In this package, the default scripts are patched to use gentoo-specific commands for handling events. One script specifically manages the network on a pause/resume event, by restarting the net.eth0 or network services, but due to a bug will only ever attempt to restart the network service. For systems not using the network service, this causes all routes to be flushed and thus network connectivity is lost. Reproducible: Sometimes Steps to Reproduce: 1. Install open-vm-tools. 2. Start open-vm-tools service. 3. Wonder where your routes went. (Note: Only on pause/resume events, and inexplicably on the first run) Here is a patch to the patch to fix the broken behavior: --- /usr/portage/app-emulation/open-vm-tools/files/default-scripts.patch 2010-07-08 08:58:29.000000000 -0700 +++ /usr/portage/app-emulation/open-vm-tools/files/default-scripts.patch 2011-05-27 13:54:11.000000000 -0700 @@ -182,7 +182,7 @@ + # net.eth0, net.eth1, network, wicd, NetworkManager + service="net.eth0" + -+ if [ $(rc-service -e net.eth0) ] ++ if rc-service -e $service + then + service="net.eth0" + else
After re-reading my patch, it doesn't seem like sensible behavior, but the if statement I have changed still needs to be corrected. As it stands, it never works in the way it is implied that it should (that it should default to "network" instead of "net.eth0" if "net.eth0" doesn't exist, but as is the if statement can never be true).
The patch will not work; the flaw seems to be that /etc/init.d/net.eth0 and /etc/init.d/network can both exist. The script doesn't determine which one was used to start the network services, it only determines if the given service is present. The route I've gone is to modify it this way: if [ $(/etc/init.d/net.eth0 -q status) ] instead of: if [ $(rc-service -e net.eth0) ] This will return zero if that given service is started. Either you've started with net.eth0, and if you didn't then you used /etc/init.d/network.

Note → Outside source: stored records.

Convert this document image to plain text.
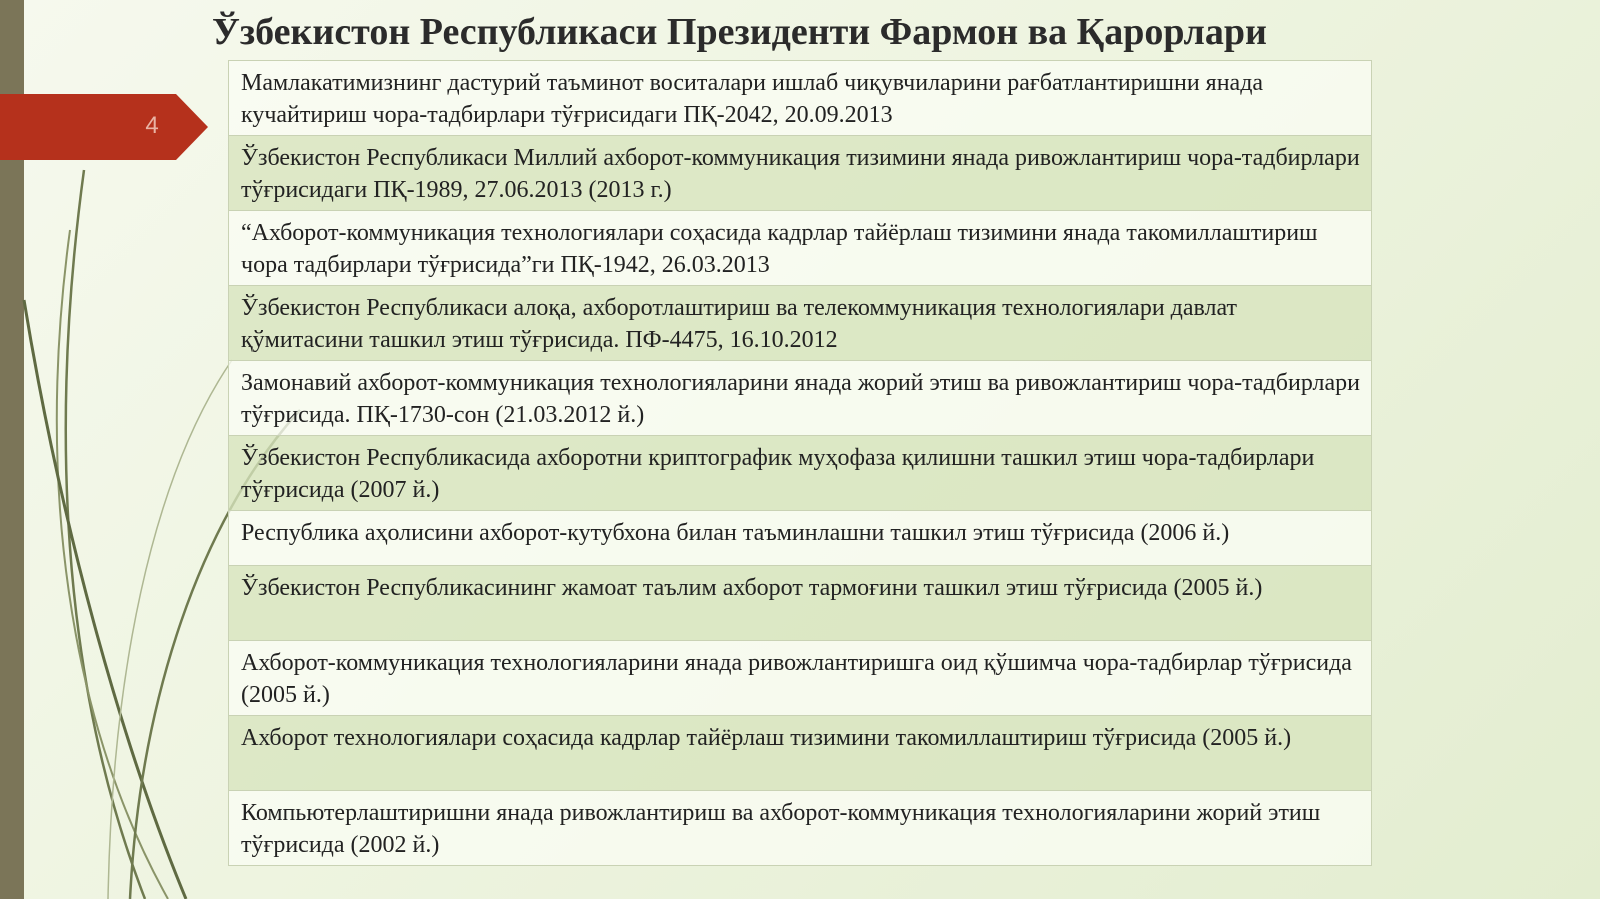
4
Ўзбекистон Республикаси Президенти Фармон ва Қарорлари
Мамлакатимизнинг дастурий таъминот воситалари ишлаб чиқувчиларини рағбатлантиришни янада кучайтириш чора-тадбирлари тўғрисидаги ПҚ-2042, 20.09.2013
Ўзбекистон Республикаси Миллий ахборот-коммуникация тизимини янада ривожлантириш чора-тадбирлари тўғрисидаги ПҚ-1989, 27.06.2013 (2013 г.)
“Ахборот-коммуникация технологиялари соҳасида кадрлар тайёрлаш тизимини янада такомиллаштириш чора тадбирлари тўғрисида”ги ПҚ-1942, 26.03.2013
Ўзбекистон Республикаси алоқа, ахборотлаштириш ва телекоммуникация технологиялари давлат қўмитасини ташкил этиш тўғрисида. ПФ-4475, 16.10.2012
Замонавий ахборот-коммуникация технологияларини янада жорий этиш ва ривожлантириш чора-тадбирлари тўғрисида. ПҚ-1730-сон (21.03.2012 й.)
Ўзбекистон Республикасида ахборотни криптографик муҳофаза қилишни ташкил этиш чора-тадбирлари тўғрисида (2007 й.)
Республика аҳолисини ахборот-кутубхона билан таъминлашни ташкил этиш тўғрисида (2006 й.)
Ўзбекистон Республикасининг жамоат таълим ахборот тармоғини ташкил этиш тўғрисида (2005 й.)
Ахборот-коммуникация технологияларини янада ривожлантиришга оид қўшимча чора-тадбирлар тўғрисида (2005 й.)
Ахборот технологиялари соҳасида кадрлар тайёрлаш тизимини такомиллаштириш тўғрисида (2005 й.)
Компьютерлаштиришни янада ривожлантириш ва ахборот-коммуникация технологияларини жорий этиш тўғрисида (2002 й.)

--- network.orig 2011-12-03 05:55:54.000000000 +0100 +++ network 2011-12-03 05:56:16.000000000 +0100 @@ -50,7 +50,7 @@ # net.eth0, net.eth1, network, wicd, NetworkManager service="net.eth0" - if [ $(rc-service -e net.eth0) ] + if [ $(/etc/init.d/net.eth0 -q status) ] then service="net.eth0" else
Of course, testing it properly would be better. Here's the script hacked up to work proper: #!/bin/sh # If you are not using /etc/init.d/network or /etc/init.d/net.eth0 #service="net.foo" if [ -n ${service} ]; then if [ $(/etc/init.d/net.eth0 -q status) ] || service="net.eth0" if [ $(/etc/init.d/network -q status) ] || service="network" fi case "$1" in suspend-vm) rc-service $service stop ;; resume-vm) rc-service $service start ;; *) ;; esac
With 10.0.0, I reverted back to using upstream's network script. This should work with systemd, but may further break openrc systems. If someone can patch/test it to work with openrc as well, I would welcome the help.